Practices of car parking and the infrastructure of immobility
Karol Kurnicki, Institute of Advanced Study, Centre for Interdisciplinary Methodologies, University of Warwick, email@example.com, @karol_kurnicki
CeMoRe Seminar, 12th November 2019, Bowland North B67
My current project analyses practices of car parking in the context of everyday (im)mobility and infrastructure production in three European cities (London, Warsaw and Utrecht).
In the presentation I will build on the findings from ongoing fieldwork to show the intersection between people’s everyday (im)mobility and production of infrastructure.
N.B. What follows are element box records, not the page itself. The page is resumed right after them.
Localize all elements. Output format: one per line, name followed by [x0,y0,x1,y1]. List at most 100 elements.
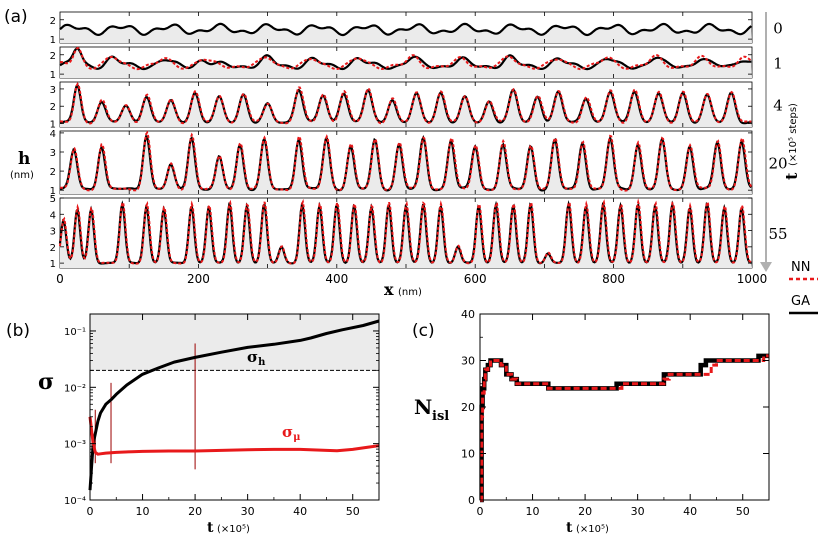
panel-b-xlabel: t [207,520,214,536]
y-tick-label: 3 [50,85,56,96]
nn-profile [60,130,753,192]
x-tick-label: 10 [136,505,150,518]
x-tick-label: 0 [87,505,94,518]
panel-c-frame [479,313,770,501]
y-tick-label: 10⁻² [64,383,86,394]
x-tick-label: 50 [736,505,750,518]
legend: NN GA [789,260,818,315]
nn-profile [59,46,752,71]
panel-a-ylabel: h [18,149,30,169]
y-tick-label: 1 [50,70,56,81]
label-sigma-mu-sub: μ [293,432,300,443]
y-tick-label: 2 [50,167,56,178]
time-axis-unit: (×10⁵ steps) [788,103,799,166]
x-tick-label: 600 [464,272,487,286]
time-label-1: 1 [773,55,783,73]
nn-profile [60,82,752,125]
x-tick-label: 20 [188,505,202,518]
legend-label-ga: GA [791,294,810,309]
time-label-20: 20 [768,155,787,173]
ga-profile [59,83,752,125]
series-sigma-mu [88,416,380,456]
panel-a-xlabel-unit: (nm) [398,287,422,298]
panel-a-ylabel-unit: (nm) [10,170,34,181]
label-sigma-mu-main: σ [282,423,293,441]
y-tick-label: 1 [50,120,56,131]
panel-b-frame [89,313,380,501]
label-sigma-h-main: σ [247,348,258,366]
time-arrow-head [760,262,772,272]
legend-label-nn: NN [791,260,810,275]
y-tick-label: 20 [461,401,475,414]
strip-55: 1 2 3 4 5 [50,194,753,270]
x-tick-label: 400 [325,272,348,286]
x-tick-label: 200 [187,272,210,286]
panel-label-c: (c) [412,321,435,341]
panel-label-b: (b) [6,321,30,341]
series-nn [480,354,769,502]
y-tick-label: 1 [50,35,56,46]
nn-profile [59,198,752,265]
y-tick-label: 1 [50,186,56,197]
strip-1: 12 [50,46,753,81]
y-tick-label: 3 [50,227,56,238]
y-tick-label: 30 [461,355,475,368]
panel-b-ylabel: σ [38,369,54,395]
time-labels: 0 1 4 20 55 [768,20,787,244]
y-tick-label: 5 [50,194,56,205]
label-sigma-h: σh [247,348,266,368]
time-label-55: 55 [768,225,787,243]
x-tick-label: 0 [477,505,484,518]
panel-c-xlabel: t [566,520,573,536]
x-tick-label: 10 [526,505,540,518]
time-axis-label: t (×10⁵ steps) [782,103,801,180]
y-tick-label: 2 [50,51,56,62]
ga-profile [59,134,753,192]
y-tick-label: 40 [461,308,475,321]
series-sigma-h [88,319,380,491]
above-threshold-band [90,314,379,371]
strip-0: 12 [50,11,753,46]
y-tick-label: 10⁻¹ [64,327,86,338]
time-label-4: 4 [773,97,783,115]
panel-a-xlabel: x [384,280,394,299]
y-tick-label: 2 [50,16,56,27]
y-tick-label: 10⁻³ [64,440,86,451]
time-axis-symbol: t [782,172,801,180]
y-tick-label: 2 [50,243,56,254]
x-tick-label: 20 [578,505,592,518]
x-tick-label: 40 [683,505,697,518]
label-sigma-h-sub: h [258,357,266,368]
strip-4: 1 2 3 [50,81,753,131]
y-tick-label: 4 [50,210,56,221]
time-label-0: 0 [773,20,783,38]
ga-profile [59,22,752,37]
x-tick-label: 50 [346,505,360,518]
y-tick-label: 10⁻⁴ [64,496,86,507]
panel-c-islands: 0 10 20 30 40 0 10 20 30 40 50 [461,308,770,518]
label-sigma-mu: σμ [282,423,300,443]
strip-fill [60,23,752,43]
panel-c-ylabel-sub: isl [432,409,449,424]
panel-c-xlabel-unit: (×10⁵) [576,524,609,535]
x-tick-label: 800 [602,272,625,286]
y-tick-label: 10 [461,448,475,461]
strip-fill [60,204,752,268]
x-tick-label: 40 [293,505,307,518]
y-tick-label: 0 [468,494,475,507]
panel-c-ylabel: N [414,395,432,419]
y-tick-label: 2 [50,102,56,113]
strip-20: 1 2 3 4 [50,129,753,197]
strip-fill [60,136,752,194]
x-tick-label: 0 [56,272,64,286]
y-tick-label: 4 [50,129,56,140]
series-ga [479,353,769,503]
x-tick-label: 30 [631,505,645,518]
y-tick-label: 1 [50,259,56,270]
panel-label-a: (a) [4,7,28,27]
panel-b-xlabel-unit: (×10⁵) [217,524,250,535]
x-tick-label: 30 [241,505,255,518]
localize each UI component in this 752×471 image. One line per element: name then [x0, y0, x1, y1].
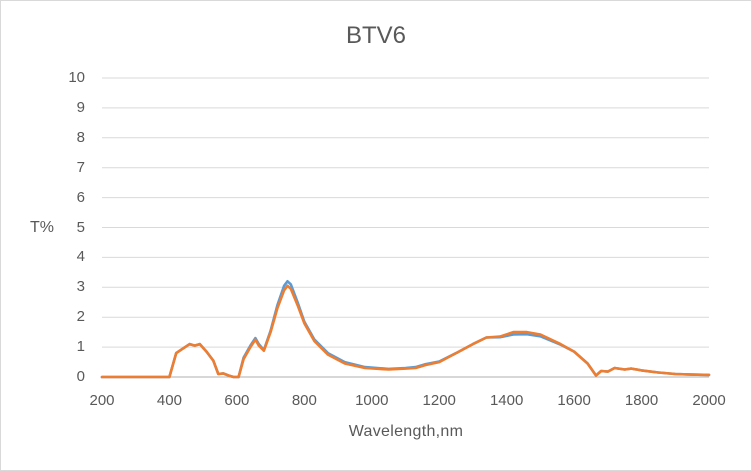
y-tick-label: 7 [76, 158, 85, 176]
x-tick-label: 1200 [422, 392, 456, 409]
x-tick-label: 600 [224, 392, 250, 409]
x-tick-label: 1800 [624, 392, 659, 409]
x-tick-label: 400 [156, 392, 182, 409]
x-tick-label: 1400 [489, 392, 524, 409]
y-tick-label: 8 [76, 128, 85, 146]
series-lines [100, 279, 711, 379]
y-tick-label: 1 [76, 338, 85, 356]
series-line-1 [100, 279, 711, 379]
x-tick-label: 1000 [355, 392, 389, 409]
chart-title: BTV6 [345, 22, 407, 49]
gridlines [102, 77, 709, 348]
x-tick-label: 1600 [557, 392, 591, 409]
y-tick-label: 9 [76, 98, 85, 116]
y-tick-label: 6 [76, 188, 85, 206]
y-tick-label: 2 [76, 308, 85, 326]
x-tick-label: 800 [291, 392, 317, 409]
y-tick-label: 4 [76, 248, 85, 266]
y-tick-label: 5 [76, 218, 85, 236]
y-axis-label: T% [30, 219, 54, 236]
y-tick-label: 10 [68, 69, 85, 86]
series-line-2 [100, 284, 711, 379]
x-tick-label: 2000 [692, 392, 726, 409]
x-axis-label: Wavelength,nm [348, 423, 464, 440]
y-tick-label: 0 [76, 368, 85, 385]
x-tick-label: 200 [89, 392, 115, 409]
y-tick-label: 3 [76, 278, 85, 296]
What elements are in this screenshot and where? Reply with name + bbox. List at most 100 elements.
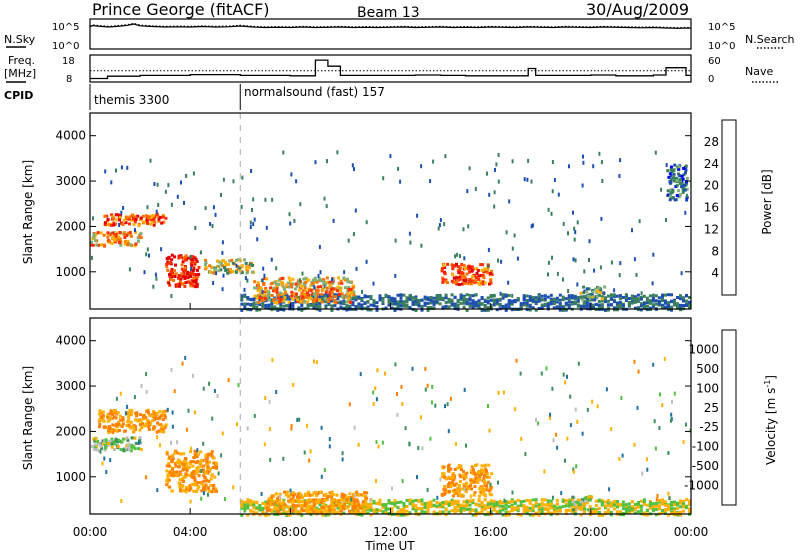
power-cell	[125, 234, 128, 238]
velocity-cell	[453, 491, 457, 495]
power-cell	[486, 171, 488, 176]
velocity-cell	[442, 472, 446, 476]
velocity-cell	[133, 395, 136, 400]
power-cell	[326, 293, 329, 298]
velocity-cell	[276, 504, 280, 508]
velocity-cell	[119, 391, 122, 396]
power-cell	[273, 280, 277, 284]
velocity-cell	[654, 502, 658, 505]
velocity-cell	[465, 443, 467, 448]
velocity-cell	[507, 513, 511, 517]
power-cell	[331, 277, 334, 282]
velocity-cell	[328, 437, 331, 441]
velocity-cell	[300, 513, 304, 517]
power-cell	[247, 266, 251, 270]
power-cell	[283, 288, 286, 291]
time-x-axis: 00:00 04:00 08:00 12:00 16:00 20:00 00:00	[73, 303, 708, 539]
velocity-cell	[587, 495, 590, 499]
power-cell	[192, 267, 196, 271]
power-cell	[108, 233, 112, 237]
velocity-cell	[444, 404, 446, 409]
power-cell	[581, 183, 584, 188]
power-cell	[221, 240, 224, 245]
velocity-y-label: Slant Range [km]	[21, 366, 35, 470]
velocity-cell	[185, 427, 188, 432]
velocity-cell	[417, 506, 421, 510]
velocity-cell	[321, 500, 325, 504]
velocity-colorbar-label-sup: -1	[763, 380, 772, 388]
power-cell	[673, 163, 677, 167]
velocity-cell	[564, 499, 568, 503]
power-cell	[390, 300, 394, 304]
velocity-cell	[128, 444, 132, 448]
velocity-cell	[359, 372, 362, 377]
power-cell	[443, 266, 447, 270]
velocity-cell	[564, 508, 568, 512]
velocity-cell	[507, 500, 511, 504]
power-cell	[346, 292, 350, 296]
velocity-cell	[477, 499, 481, 503]
power-cell	[676, 302, 679, 306]
velocity-cell	[140, 426, 144, 429]
power-cell	[110, 213, 114, 217]
velocity-cell	[240, 504, 244, 508]
power-cell	[337, 281, 341, 285]
velocity-cell	[366, 511, 370, 515]
power-cell	[318, 308, 322, 312]
power-cell	[339, 279, 343, 283]
velocity-cell	[92, 437, 96, 441]
velocity-cell	[196, 452, 200, 456]
velocity-cell	[573, 500, 577, 504]
velocity-cell	[657, 504, 661, 508]
power-cell	[204, 258, 207, 262]
power-cell	[177, 256, 181, 260]
power-cell	[324, 304, 328, 308]
velocity-cell	[502, 390, 505, 395]
velocity-cell	[657, 500, 661, 504]
velocity-cell	[101, 461, 104, 466]
velocity-cell	[364, 498, 368, 502]
velocity-cell	[137, 440, 140, 445]
power-cell	[173, 255, 177, 259]
velocity-cell	[537, 510, 541, 513]
velocity-cell	[471, 508, 475, 512]
velocity-cell	[486, 506, 490, 510]
power-cell	[526, 177, 529, 182]
velocity-cell	[355, 499, 359, 503]
velocity-cell	[472, 471, 476, 475]
power-cell	[336, 297, 340, 301]
velocity-cell	[298, 491, 302, 495]
velocity-cell	[290, 426, 293, 431]
velocity-cell	[249, 499, 253, 503]
velocity-cell	[201, 480, 205, 484]
power-cell	[482, 270, 486, 274]
velocity-cell	[661, 403, 664, 408]
velocity-cell	[646, 457, 649, 462]
velocity-cell	[465, 502, 469, 506]
velocity-cell	[279, 508, 283, 511]
power-cell	[270, 299, 274, 303]
velocity-cell	[621, 507, 625, 511]
velocity-cell	[193, 480, 197, 484]
power-cell	[178, 282, 182, 286]
velocity-cell	[459, 507, 463, 511]
velocity-cell	[393, 499, 397, 503]
power-cell	[456, 300, 460, 304]
power-cell	[579, 304, 583, 308]
velocity-cell	[110, 445, 114, 449]
velocity-cell	[190, 471, 194, 475]
power-cell	[664, 301, 667, 305]
power-cell	[309, 289, 313, 293]
velocity-cell	[300, 507, 304, 511]
velocity-cell	[267, 508, 271, 512]
velocity-cell	[326, 510, 330, 514]
power-cell	[673, 198, 677, 202]
power-cell	[220, 262, 224, 266]
power-cell	[423, 295, 427, 299]
velocity-cell	[136, 419, 140, 423]
velocity-cell	[126, 438, 130, 442]
velocity-cell	[475, 472, 479, 476]
power-cell	[599, 291, 603, 295]
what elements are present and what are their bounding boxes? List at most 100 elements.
I will argue that looking at parking from the perspective of infrastructure is productive in several ways. Firstly, it shows materialization of practice as occurring in the interaction between people and objects (cars), objects of (im)mobility (cars) and objects (cars) with their surroundings (parking spaces and other material elements, such as signs, kerbs, bollards, barriers). Secondly, it helps to rethink characteristics of urban infrastructure that differ from established conceptualisations that characterise it through invisibility, obduracy, connectivity or extensivity. Thirdly, it problematizes infrastructuring as a process that takes place not only in formal, systematic manner but also through daily activity of people. Simply put, when people park, they produce infrastructure, quite often only for a time and in places where no plan existed for it otherwise. Analysing parking can bring new ways of understanding how urban infrastructures are being composed from different (material and immaterial) elements by a variety of actors – from administration and service providers to regular drivers.
Against this backdrop I will also reflect on car parking as a peculiar social practice that adds nuance to the understanding of socio-material relations and dispersed agency in everyday activities. As such it problematizes existing definitions and poses questions to our understanding of human and non-human (im)mobility.